Von Thomas Kleinspehn | 06.01.2009
    Unser Denken über Träume verstehen: das ist der Kern von Christoph Türckes neuestem Buch zur "Philosophie des Traums". Allerdings führt der Titel den Leser ein bisschen in die Irre. Denn der Leipziger Philosoph begibt sich eigentlich auf die Suche nach dem "Bodensatz des Denkens", nach der Funktion des Unbewussten in unserer Kultur. Für ihn ist Denken viel mehr als eine einfache kognitive Tätigkeit. Vielmehr lägen die Antriebskräfte dafür im Triebleben der Menschen, in seinen Ängsten und Wünschen. So in guter psychoanalytischer Tradition betrachtet, aber doch weit darüber hinausgehend, erscheint es als Triebaufschub, als Werkzeug. Mit dieser Form der Sublimierung kann der Mensch - anders als die übrigen Lebewesen - Bilder verinnerlichen, die ihm dabei helfen, sich eine Vorstellung von der Welt zu konstruieren, die sie erträglicher macht.

    "Das hat nämlich damit zu tun, dass man versucht, von traumatischen furchtbaren Erfahrungen loszukommen, dass man sich gewissermaßen einen inneren Schonraum bildet. Das ist überhaupt die Urbewegung der Einbildung, die Herstellung eines inneren Schonraums, in dem man unerträgliche Reize und Impulse so nachbearbeiten kann, dass man allmählich mit ihnen zu Recht kommt. Und dazu dienen diese merkwürdigen Formen der Verdichtung, der Verschiebung und der dritte ist die Umkehrung ... Wenn man sich das klarmacht, dann sieht man plötzlich: Denken hat in seiner Elementarfunktion ganz viel mit Bild zu tun - Einbildung heißt ja innere Bilder herstellen - und es ist in seiner Elementarbewegung so etwas wie ein Schutzmechanismus und das ist etwas, was in der Philosophie bisher kaum aufgedeckt worden ist."
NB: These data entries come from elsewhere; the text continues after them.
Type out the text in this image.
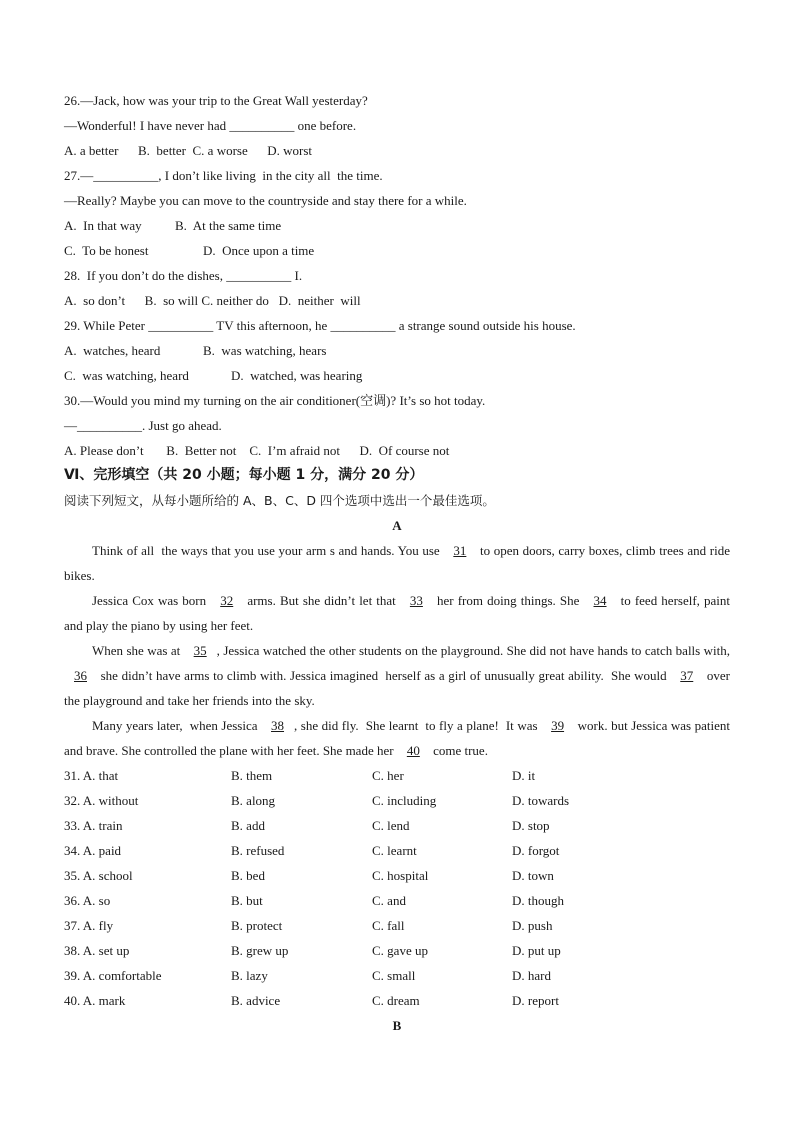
26.—Jack, how was your trip to the Great Wall yesterday?
—Wonderful! I have never had __________ one before.
A. a better      B.  better  C. a worse      D. worst
27.—__________, I don’t like living  in the city all  the time.
—Really? Maybe you can move to the countryside and stay there for a while.
A.  In that way	B.  At the same time
C.  To be honest	D.  Once upon a time
28.  If you don’t do the dishes, __________ I.
A.  so don’t      B.  so will C. neither do   D.  neither  will
29. While Peter __________ TV this afternoon, he __________ a strange sound outside his house.
A.  watches, heard	B.  was watching, hears
C.  was watching, heard	D.  watched, was hearing
30.—Would you mind my turning on the air conditioner(空调)? It’s so hot today.
—__________. Just go ahead.
A. Please don’t       B.  Better not    C.  I’m afraid not      D.  Of course not
Ⅵ、完形填空（共 20 小题；每小题 1 分，满分 20 分）
阅读下列短文，从每小题所给的 A、B、C、D 四个选项中选出一个最佳选项。
A
Think of all  the ways that you use your arm s and hands. You use 31 to open doors, carry boxes, climb trees and ride bikes.
Jessica Cox was born 32 arms. But she didn’t let that 33 her from doing things. She 34 to feed herself, paint and play the piano by using her feet.
When she was at 35 , Jessica watched the other students on the playground. She did not have hands to catch balls with, 36 she didn’t have arms to climb with. Jessica imagined  herself as a girl of unusually great ability.  She would 37 over the playground and take her friends into the sky.
Many years later,  when Jessica 38 , she did fly.  She learnt  to fly a plane!  It was 39 work. but Jessica was patient and brave. She controlled the plane with her feet. She made her 40 come true.
31. A. that	B. them	C. her	D. it
32. A. without	B. along	C. including	D. towards
33. A. train	B. add	C. lend	D. stop
34. A. paid	B. refused	C. learnt	D. forgot
35. A. school	B. bed	C. hospital	D. town
36. A. so	B. but	C. and	D. though
37. A. fly	B. protect	C. fall	D. push
38. A. set up	B. grew up	C. gave up	D. put up
39. A. comfortable	B. lazy	C. small	D. hard
40. A. mark	B. advice	C. dream	D. report
B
    Auf dem Weg des Aufdeckens neuer Zusammenhänge mutet der Professor an der Leipziger Hochschule für Graphik und Buchkunst sich selbst und seinen Lesern einiges zu. Das Ergebnis ist nämlich nur zu haben, über einen Rekurs auf die Geschichte der drei zentralen Begriffe: Traum, Trieb und Wort. Denn das Versagen von Trieben, das Umleiten in Rituale und andere Repräsentationen stelle den Kern unserer Kulturleistungen dar. Wir haben alle "die Altsteinzeit in uns", wie Türcke sagt, aber eben modifiziert und gesellschaftlich geformt. Entscheidend ist die Verarbeitung. Das Wort bildet sich aus der jeweiligen Erschütterung über die äußere Natur - oder allgemeiner über die äußere Welt. Sie verändert sich stetig, wiederholt sich aber in ihren Grundmustern immer wieder. Zum Wort gehören deshalb die Wiederholung und das, was Freud "Wiederholungszwang" genannt hat. Auf der Alltagsebene wäre das der immer wiederkehrende Versuch des Menschen, sich mit seiner eigenen und der äußeren Natur auseinander zu setzen - Triebe in Bildern zu bändigen. Der Traum ist hier näher am Wunsch als das Wort und die Sprache selbst. Diese historische Darstellung der Zivilisierung der Triebe, die man in Träumen und Worten erkennen kann, macht den Hauptteil von Türckes Buch aus. In ihm sucht er nach den Wurzeln des kollektiven Bewusstseins in der Vorgeschichte, wo es in Ritualen und Kulten noch näher an den Träumen oder am "Primärprozess" gewesen sei, wie Türcke das mit Rückgriff auf die Psychoanalyse nennt. Richtig spannend wird seine Studie allerdings erst im recht kurzen letzten Kapitel. Hier schlägt er implizit eine Brücke zu seinem früheren Buch über die "erregte Gesellschaft", in dem er unsere Erlebnisgesellschaft pointiert dargestellt hatte. In seinem jüngsten Buch stellt er die Frage neu, was mit den Träumen und den inneren Bildern im Zeitalter der visuellen Flut geschieht. Für Türcke ergibt sich mit den maschinell hergestellten Bildern und vor allem der Dominanz der Bildschirme ein qualitativer Sprung, der eigene Repräsentationen und Verarbeitungsprozesse in Frage stellt.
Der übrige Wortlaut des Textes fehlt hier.